Except sadly, all the retarded "cool" web kids push heavily for javascript-only websites.
And because that are "elite", so too must angular / node / mongo, to push down the gullible throats of managers.
Sadly. it's difficult to come across a site these days that doesn't work without JS - except perhaps, public institutes.
I disagree, I think it's funny because it ironically casts the hipster drive to edge out everyone else in adopting the latest technology as a "luddite" backwardness - implying that by engaging in the struggle itself, one forfeits the attainment of its end goal: technological enlightenment.
Perhaps your Macbook is a little old to offload the video decoding to the GPU, especially with newer codecs?
For example, h.264 started becoming popular around 2008/2009, with some hardware coming out to support it.
Browsers started integrating it around 2010, along with Theora, WEBM/VP8.
And Intel integrated an initial implementation of the decoder in their Sandybridge-based CPU's from 2011.
But since then, there's been lots of revisions, even up to 2014, along with other video compression algorithms.
" they come equipped with almost three-year-old processor and graphics chips"
That must be a joke, right? Apple computers are expensive, but at least they give you the latest technology, isn't it?
The Oculus Rift comment was lame. Of course a Mac notebook isn't going to have graphics up to snuff for VR. How many PC notebooks are up to the task? 2? 3 maybe? Sure, Mac desktops suck for VR, but this article isn't about those.
The problem is Intel's chip. They have some hardware-accelerated h.264 (and HVEC/VP9) decoding support but they prefer you use the (lower quality) Quicksync they put in silicon to do video decoding. Browsers and apps have to specifically use that when decoding and the quality difference is noticeable.
Their newest Apollo Lake atom-based chip *finally* fully hardware-accelerates HVEC and VP9, so I think devices with those will be competitive with the iPad when it comes to video streaming. But I don't think Sky Lake does the same...
This apper gets it! Just like Dot Matrix from Neowin, who apped at anyone who didn't like Windows 8 by calling them LUDDITES for refusing "innovation", but when Windows 10 removed something he liked, he whined about it non-stop, almost as if he got apped by karma!
Apps!
What in the f*** allows you to render full motion video at screen resolution more efficiently than you can render a few static lines of text?
Video decoding is hardware assisted and it's power-optimized to hell and back. Javascript engines can't really compete. Modern websites are, unfortunately, power hungry. It's a combination of absolutely abhorrent APIs offered by the browsers, and the cluelessness of front-end developers. Unfortunately, browser APIs exposed via javascript seem to suffer from the same lack of direction, cohesion and foresight in API design as plagues PHP.

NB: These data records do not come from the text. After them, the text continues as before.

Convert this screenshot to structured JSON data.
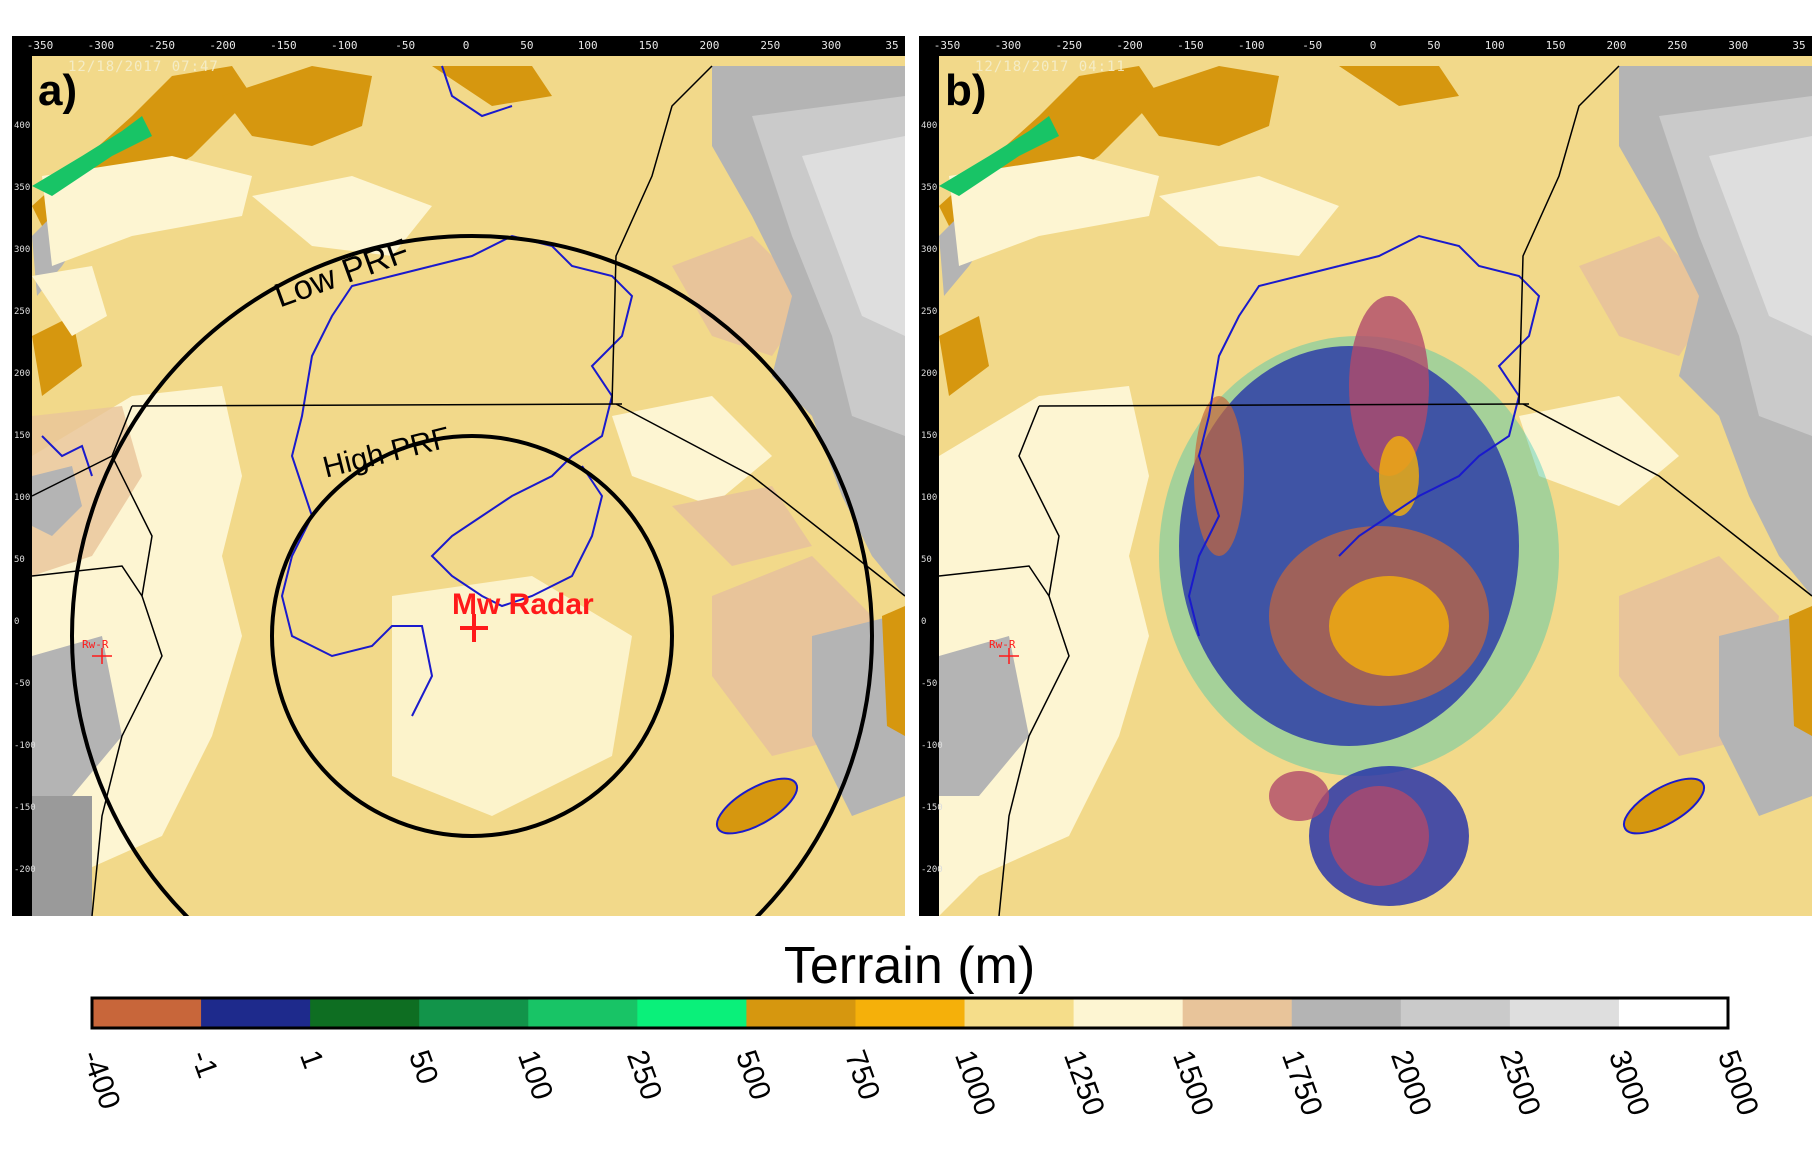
{
  "panels": [
    {
      "label": "a)",
      "stamp": "12/18/2017 07:47",
      "annotations": {
        "low_prf": "Low PRF",
        "high_prf": "High PRF",
        "radar": "Mw Radar",
        "site": "Rw-R"
      }
    },
    {
      "label": "b)",
      "stamp": "12/18/2017 04:11",
      "annotations": {
        "site": "Rw-R"
      }
    }
  ],
  "top_axis_ticks": [
    "-350",
    "-300",
    "-250",
    "-200",
    "-150",
    "-100",
    "-50",
    "0",
    "50",
    "100",
    "150",
    "200",
    "250",
    "300",
    "35"
  ],
  "left_axis_ticks": [
    "400",
    "350",
    "300",
    "250",
    "200",
    "150",
    "100",
    "50",
    "0",
    "-50",
    "-100",
    "-150",
    "-200"
  ],
  "colorbar": {
    "title": "Terrain (m)",
    "ticks": [
      "-400",
      "-1",
      "1",
      "50",
      "100",
      "250",
      "500",
      "750",
      "1000",
      "1250",
      "1500",
      "1750",
      "2000",
      "2500",
      "3000",
      "5000"
    ],
    "colors": [
      "#c8663a",
      "#1e2a8c",
      "#0e6e22",
      "#12944a",
      "#18c466",
      "#0af07a",
      "#d6970f",
      "#f5b00a",
      "#f5dd8a",
      "#fdf5d2",
      "#e8c49a",
      "#b4b4b4",
      "#cacaca",
      "#dedede",
      "#ffffff"
    ]
  }
}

A successful API design takes a mixture of software design and pedagogy.
Heck, when you watch media from an optical drive through OS X's DVD player or iTunes, it'll read-ahead several minutes worth of material and turn off the drive for that time. That also saves battery, and watching DVDs is quieter that way, too.
A successful API design takes a mixture of software design and pedagogy.
are they not using ddr4?
And if somebody is like you, they call you an idiot - completely justified.
If you care at all about battery life, it pays to disable javascript by default when browsing the web from a laptop. It's silly, insecure, unneeded, and destroys your battery life.
Better yet, do all browsing with Lynx or wget.
pirate
There's a small mistake in the original post.
The 2015 12in Retina Macbooks ALL came with 8GB of ram not 4GB.
The if you read the article, it was the MacBook Air line which got a bump in RAM from 4GB to 8GB.